The Mac Pro is for professionals

If you are a professional video editor, animator, or recording engineer, you can probably make good use of a Mac Pro. Time is money, especially in these professions. A faster computer can help the professional meet their deadlines. A software engineer or middle manager does not need a Mac Pro. Even many video editors and recording engineers can do just fine on a top-of-the-line iMac. If you are an audio-visual professional working with the new 4K video format, the new Mac Pro is essential.

There is one advantage to buying a Mac Pro, even if you aren’t an audio visual professional. You can keep the machine for a long time. With great power comes longevity. Mac Pros can be upgraded for several years. Mine is already 4 years old, and I expect to keep using it, with the latest OS, for at least another 3 years. Let’s face it — getting a new computer is a pain. Migrating everything to a new computer isn’t fun. For those who want to buy a top-of-the-line computer and keep it for years, the Mac Pro could prove to be a good deal. You also have the advantage of lightning-fast performance. That said, for every day use, there isn’t much difference in performance between a Mac Pro and a Mac Mini. The Mac Pro is only slightly faster at booting up, opening apps, etc. When it comes to the heavy lifting — rendering video, applying complicated audio effects, or even compiling millions of lines of code, the Mac Pro will triumph over all other Mac models. The vast majority of users, however, will do just fine with an iMac, MacBook Air, or even a Mac Mini. A Mac Pro won’t send email or play Netflix faster than any other model.
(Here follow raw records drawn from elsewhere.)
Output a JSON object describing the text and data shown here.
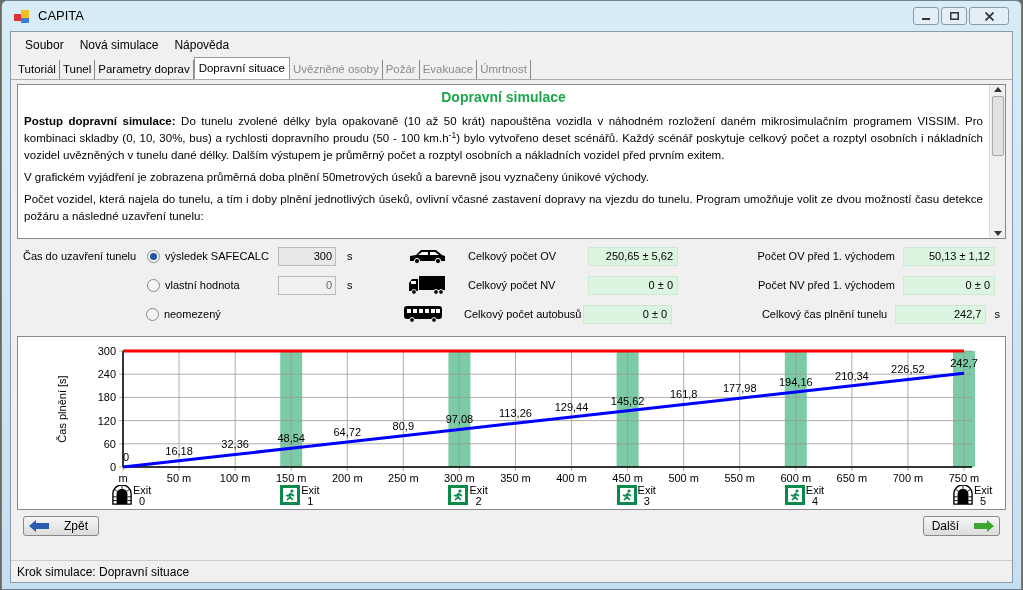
{
  "window": {
    "title": "CAPITA"
  },
  "menu": [
    "Soubor",
    "Nová simulace",
    "Nápověda"
  ],
  "tabs": [
    {
      "label": "Tutoriál",
      "selected": false,
      "disabled": false
    },
    {
      "label": "Tunel",
      "selected": false,
      "disabled": false
    },
    {
      "label": "Parametry doprav",
      "selected": false,
      "disabled": false
    },
    {
      "label": "Dopravní situace",
      "selected": true,
      "disabled": false
    },
    {
      "label": "Uvězněné osoby",
      "selected": false,
      "disabled": true
    },
    {
      "label": "Požár",
      "selected": false,
      "disabled": true
    },
    {
      "label": "Evakuace",
      "selected": false,
      "disabled": true
    },
    {
      "label": "Úmrtnost",
      "selected": false,
      "disabled": true
    }
  ],
  "info": {
    "heading": "Dopravní simulace",
    "paragraphs": [
      "**Postup dopravní simulace:** Do tunelu zvolené délky byla opakovaně (10 až 50 krát) napouštěna vozidla v náhodném rozložení daném mikrosimulačním programem VISSIM. Pro kombinaci skladby (0, 10, 30%, bus) a rychlosti dopravního proudu (50 - 100 km.h$^{-1}$) bylo vytvořeno deset scénářů. Každý scénář poskytuje celkový počet a rozptyl osobních i nákladních vozidel uvězněných v tunelu dané délky. Dalším výstupem je průměrný počet a rozptyl osobních a nákladních vozidel před prvním exitem.",
      "V grafickém vyjádření je zobrazena průměrná doba plnění 50metrových úseků a barevně jsou vyznačeny únikové východy.",
      "Počet vozidel, která najela do tunelu, a tím i doby plnění jednotlivých úseků, ovlivní včasné zastavení dopravy na vjezdu do tunelu. Program umožňuje volit ze dvou možností času detekce požáru a následné uzavření tunelu:"
    ]
  },
  "closure": {
    "label": "Čas do uzavření tunelu",
    "options": [
      {
        "label": "výsledek SAFECALC",
        "selected": true,
        "disabled": false,
        "value": "300",
        "unit": "s"
      },
      {
        "label": "vlastní hodnota",
        "selected": false,
        "disabled": true,
        "value": "0",
        "unit": "s"
      },
      {
        "label": "neomezený",
        "selected": false
      }
    ]
  },
  "totals": [
    {
      "kind": "car",
      "label": "Celkový počet OV",
      "value": "250,65 ± 5,62"
    },
    {
      "kind": "truck",
      "label": "Celkový počet NV",
      "value": "0 ± 0"
    },
    {
      "kind": "bus",
      "label": "Celkový počet autobusů",
      "value": "0 ± 0"
    }
  ],
  "before_exit": [
    {
      "label": "Počet OV před 1. východem",
      "value": "50,13 ± 1,12"
    },
    {
      "label": "Počet NV před 1. východem",
      "value": "0 ± 0"
    },
    {
      "label": "Celkový čas plnění tunelu",
      "value": "242,7",
      "unit": "s"
    }
  ],
  "chart": {
    "chart_data": {
      "type": "line",
      "ylabel": "Čas plnění [s]",
      "x": [
        0,
        50,
        100,
        150,
        200,
        250,
        300,
        350,
        400,
        450,
        500,
        550,
        600,
        650,
        700,
        750
      ],
      "xticks": [
        {
          "value": 0,
          "label": "m"
        },
        {
          "value": 50,
          "label": "50 m"
        },
        {
          "value": 100,
          "label": "100 m"
        },
        {
          "value": 150,
          "label": "150 m"
        },
        {
          "value": 200,
          "label": "200 m"
        },
        {
          "value": 250,
          "label": "250 m"
        },
        {
          "value": 300,
          "label": "300 m"
        },
        {
          "value": 350,
          "label": "350 m"
        },
        {
          "value": 400,
          "label": "400 m"
        },
        {
          "value": 450,
          "label": "450 m"
        },
        {
          "value": 500,
          "label": "500 m"
        },
        {
          "value": 550,
          "label": "550 m"
        },
        {
          "value": 600,
          "label": "600 m"
        },
        {
          "value": 650,
          "label": "650 m"
        },
        {
          "value": 700,
          "label": "700 m"
        },
        {
          "value": 750,
          "label": "750 m"
        }
      ],
      "yticks": [
        0,
        60,
        120,
        180,
        240,
        300
      ],
      "xlim": [
        0,
        750
      ],
      "ylim": [
        0,
        300
      ],
      "series": [
        {
          "color": "#0000ff",
          "values": [
            0,
            16.18,
            32.36,
            48.54,
            64.72,
            80.9,
            97.08,
            113.26,
            129.44,
            145.62,
            161.8,
            177.98,
            194.16,
            210.34,
            226.52,
            242.7
          ],
          "value_labels": [
            "0",
            "16,18",
            "32,36",
            "48,54",
            "64,72",
            "80,9",
            "97,08",
            "113,26",
            "129,44",
            "145,62",
            "161,8",
            "177,98",
            "194,16",
            "210,34",
            "226,52",
            "242,7"
          ]
        },
        {
          "color": "#ff0000",
          "values": [
            300,
            300,
            300,
            300,
            300,
            300,
            300,
            300,
            300,
            300,
            300,
            300,
            300,
            300,
            300,
            300
          ]
        }
      ],
      "grid": true
    },
    "exits": [
      {
        "kind": "portal",
        "label": "Exit",
        "number": "0",
        "highlighted": false
      },
      {
        "kind": "exit",
        "label": "Exit",
        "number": "1",
        "highlighted": true
      },
      {
        "kind": "exit",
        "label": "Exit",
        "number": "2",
        "highlighted": true
      },
      {
        "kind": "exit",
        "label": "Exit",
        "number": "3",
        "highlighted": true
      },
      {
        "kind": "exit",
        "label": "Exit",
        "number": "4",
        "highlighted": true
      },
      {
        "kind": "portal",
        "label": "Exit",
        "number": "5",
        "highlighted": true
      }
    ]
  },
  "buttons": {
    "back": "Zpět",
    "next": "Další"
  },
  "status_bar": "Krok simulace: Dopravní situace"
}
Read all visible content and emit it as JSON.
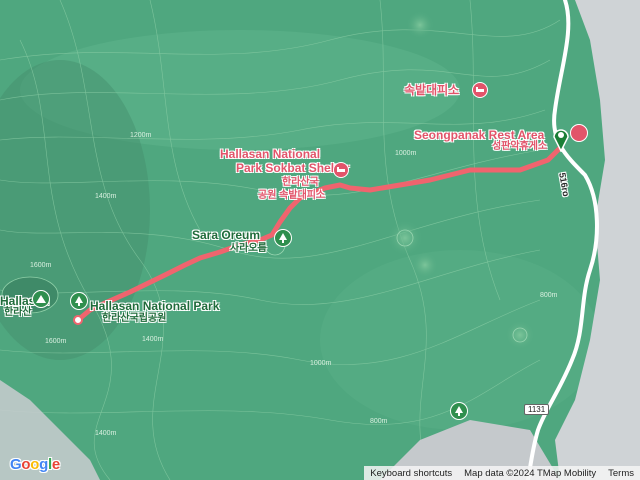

The new Mac Pro is not only a bold new design, but features state-of-the-art technology. It will be the platform of choice for 4K video editing. The new machine will be available for purchase later this year. No one knows for certain how much it will cost. I expect it to be inline with the current price of the Mac Pro. Even though it is two-to-ten times faster and better than its predecessor, computer technology becomes faster and less expensive over time.

I personally would never buy another Mac Pro. It’s a great machine. In fact, it’s too great. It is far more machine than I need. People moving from a PC to the Mac need to understand that OS X is much more efficient. You can’t compare the two machines, even if they both have the same Intel processors and the same amount of RAM. There’s a reason why it’s called a Mac Pro — it is for professional video editors, recording engineers and animators. If you use a Mac for work and write code or work on office documents, you don’t need a Mac Pro!